At the outset, we are met by a motion of the railway company to dismiss the appeal. Counsel contend that the cause was tried on a stipulation of facts dictated into the record, and that, inasmuch as the only question raised in the lower court and on appeal is a question of law, a motion for new trial was unnecessary, and the filing thereof and the ruling thereon by the trial court did not extend the time for the service of the case-made upon the plaintiff company and that the time expired, under provisions of section *92 785, C. O. S. 1921, on February 9, 1927.
It seems to be the contention of counsel that the portion of the final statement introduced in evidence was a part of the agreed statement of facts. The record does not support such contention. In addition to this, the clerk's minutes and the journal entry of the judgment of the trial court, which was approved by counsel for the railway company, disclose that evidence was introduced by the plaintiff.
The rule is well established that, when any evidence at all is offered in addition to the agreed statement of facts, a motion for new trial is necessary. Jones v. Fearnow,
For reversal, plaintiff in error contends that the trial court erred in not sustaining his demurrer to the evidence of the railway company and in not rendering the judgment in his favor.
The question involved herein has been before this court in two recent cases wherein it was held that, under the provisions of chapter 48, Session Laws 1923-24, it was not necessary that the levy for county highway fund purposes should be included within the statutory limit of 4 mills for current expenses, but that a levy for such purpose was valid even though made in addition to the statutory limit so long as it was within the constitutional limit of 8 mills. Franklin v.
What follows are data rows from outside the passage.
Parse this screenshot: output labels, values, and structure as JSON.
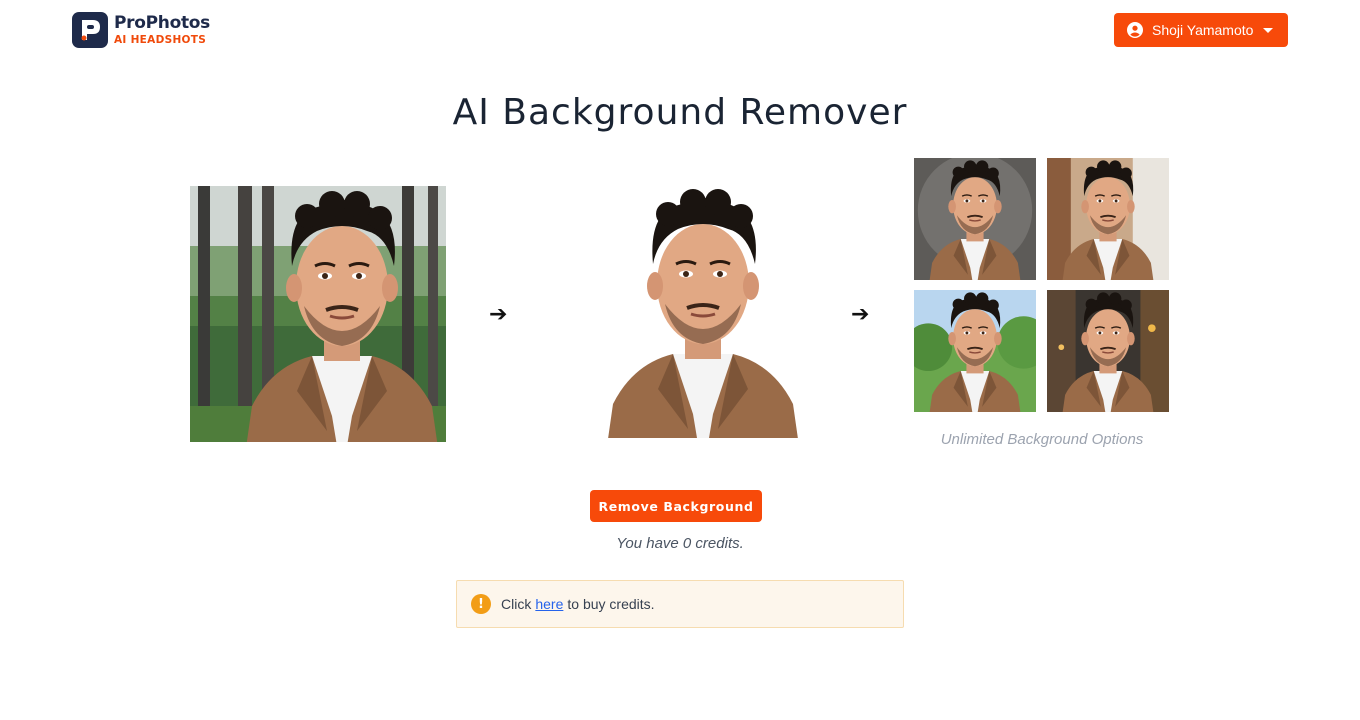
{
  "header": {
    "brand_name": "ProPhotos",
    "brand_sub": "AI HEADSHOTS",
    "user_name": "Shoji Yamamoto",
    "icons": {
      "avatar": "user-circle-icon",
      "dropdown": "caret-down-icon",
      "logo": "p-logo-icon"
    }
  },
  "main": {
    "title": "AI Background Remover",
    "arrow_glyph": "➔",
    "options_caption": "Unlimited Background Options",
    "remove_button_label": "Remove Background",
    "credits_text": "You have 0 credits.",
    "alert": {
      "prefix": "Click",
      "link": "here",
      "suffix": "to buy credits."
    }
  },
  "colors": {
    "accent": "#f74a0a",
    "brand_navy": "#1e2a4a",
    "alert_bg": "#fdf6ec",
    "alert_icon": "#f29d17"
  }
}
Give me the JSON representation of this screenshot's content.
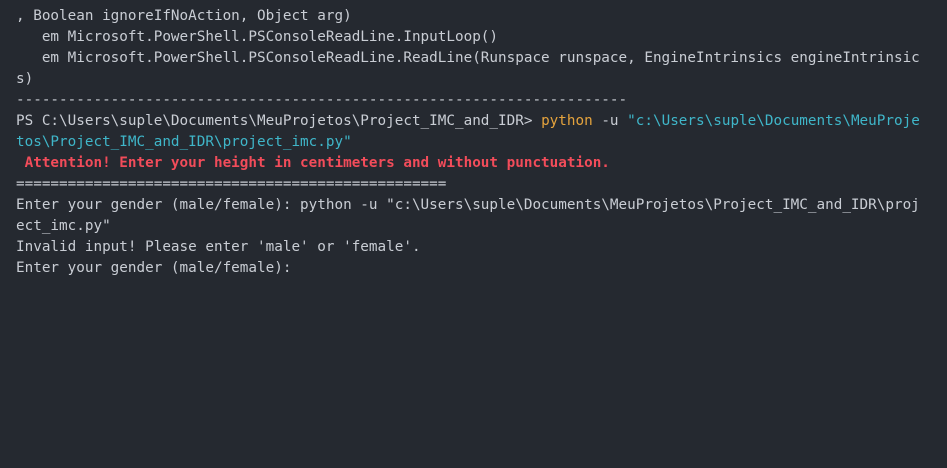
{
  "terminal": {
    "lines": [
      ", Boolean ignoreIfNoAction, Object arg)",
      "   em Microsoft.PowerShell.PSConsoleReadLine.InputLoop()",
      "   em Microsoft.PowerShell.PSConsoleReadLine.ReadLine(Runspace runspace, EngineIntrinsics engineIntrinsic",
      "s)",
      "-----------------------------------------------------------------------"
    ],
    "prompt": {
      "ps_path": "PS C:\\Users\\suple\\Documents\\MeuProjetos\\Project_IMC_and_IDR> ",
      "command": "python",
      "flag": " -u ",
      "script_path_part1": "\"c:\\Users\\suple\\Documents\\MeuProje",
      "script_path_part2": "tos\\Project_IMC_and_IDR\\project_imc.py\""
    },
    "attention": " Attention! Enter your height in centimeters and without punctuation.",
    "separator": "==================================================",
    "gender_line1": "Enter your gender (male/female): python -u \"c:\\Users\\suple\\Documents\\MeuProjetos\\Project_IMC_and_IDR\\proj",
    "gender_line2": "ect_imc.py\"",
    "invalid": "Invalid input! Please enter 'male' or 'female'.",
    "gender_prompt": "Enter your gender (male/female): "
  },
  "colors": {
    "background": "#252930",
    "text": "#c9cdd4",
    "command": "#e5a33d",
    "string": "#3fb6c9",
    "warning": "#f24c5a"
  }
}
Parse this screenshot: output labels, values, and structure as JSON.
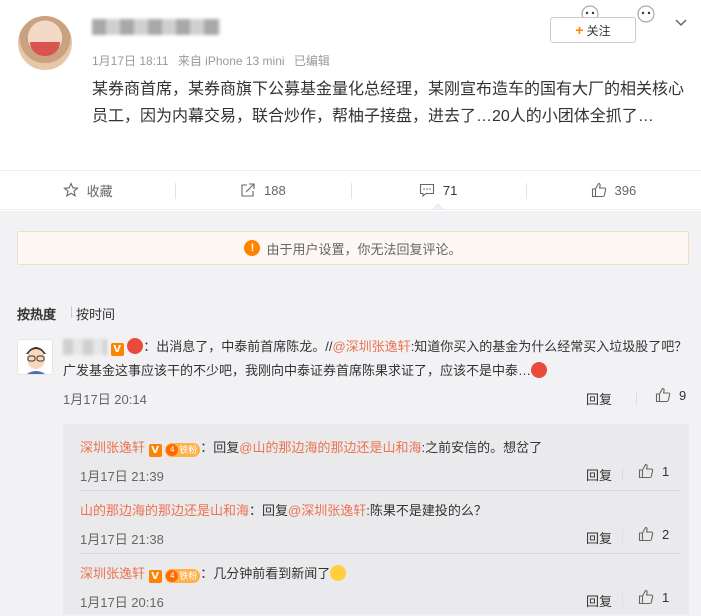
{
  "post": {
    "meta": {
      "date": "1月17日 18:11",
      "source": "来自 iPhone 13 mini",
      "edited": "已编辑"
    },
    "follow_label": "关注",
    "text": "某券商首席，某券商旗下公募基金量化总经理，某刚宣布造车的国有大厂的相关核心员工，因为内幕交易，联合炒作，帮柚子接盘，进去了…20人的小团体全抓了…"
  },
  "actions": {
    "favorite": "收藏",
    "repost_count": "188",
    "comment_count": "71",
    "like_count": "396"
  },
  "notice": "由于用户设置，你无法回复评论。",
  "sort": {
    "hot": "按热度",
    "time": "按时间"
  },
  "comment": {
    "text_prefix": "：出消息了，中泰前首席陈龙。//",
    "mention": "@深圳张逸轩",
    "text_suffix": ":知道你买入的基金为什么经常买入垃圾股了吧？广发基金这事应该干的不少吧，我刚向中泰证券首席陈果求证了，应该不是中泰…",
    "time": "1月17日 20:14",
    "reply": "回复",
    "likes": "9"
  },
  "replies": [
    {
      "author": "深圳张逸轩",
      "fans_label": "铁粉",
      "pre": "：回复",
      "mention": "@山的那边海的那边还是山和海",
      "post": ":之前安信的。想岔了",
      "time": "1月17日 21:39",
      "reply": "回复",
      "likes": "1"
    },
    {
      "author": "山的那边海的那边还是山和海",
      "pre": "：回复",
      "mention": "@深圳张逸轩",
      "post": ":陈果不是建投的么？",
      "time": "1月17日 21:38",
      "reply": "回复",
      "likes": "2"
    },
    {
      "author": "深圳张逸轩",
      "fans_label": "铁粉",
      "post": "：几分钟前看到新闻了",
      "time": "1月17日 20:16",
      "reply": "回复",
      "likes": "1"
    }
  ],
  "colors": {
    "accent": "#ff8200",
    "link": "#eb7350",
    "comment_bg": "#f2f2f5"
  }
}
Ryan,
It is insisted, however, that chapter 48, Session Laws 1923-24, is unconstitutional and for that reason the rule announced in the cases just cited cannot stand.
Counsel then cite the last portion of section 23 of chapter 48, supra, as follows:
"Provided, that in all places in any of the Compiled Oklahoma Statutes, 1921, or the Session Laws of 1923, providing for the construction and maintenance of the roads and bridges, of the state, where the words 'state road' or 'state highways' are used, the same shall be construed to mean 'county roads' or 'county highways.' "
Cases are then cited which support the rule that the Legislature has no authority to construe or interpret the laws of the state and that the attempt of the Legislature to usurp the powers of the courts in this respect is unconstitutional.
An examination of Franklin v. Ryan, supra, discloses that this section of chapter 48, Session Laws of 1923-24, was not before the court, and was not considered in that opinion, but that the opinion was based solely upon section 8 of said act. The contention is, therefore, without merit. In addition to that, the record does not disclose that this question was presented in the trial court, and this court is committed to the rule that the constitutionality of a statute cannot be raised for the first time on appeal in this court. Fast v. Gilbert,
Following the rule announced in Franklin v. Ryan, supra, the judgment of the trial court is reversed, and the case is remanded, with directions to render judgment for the defendant.
BRANSON, C. J., and LESTER, HUNT, CLARK, and HEFNER, JJ., concur.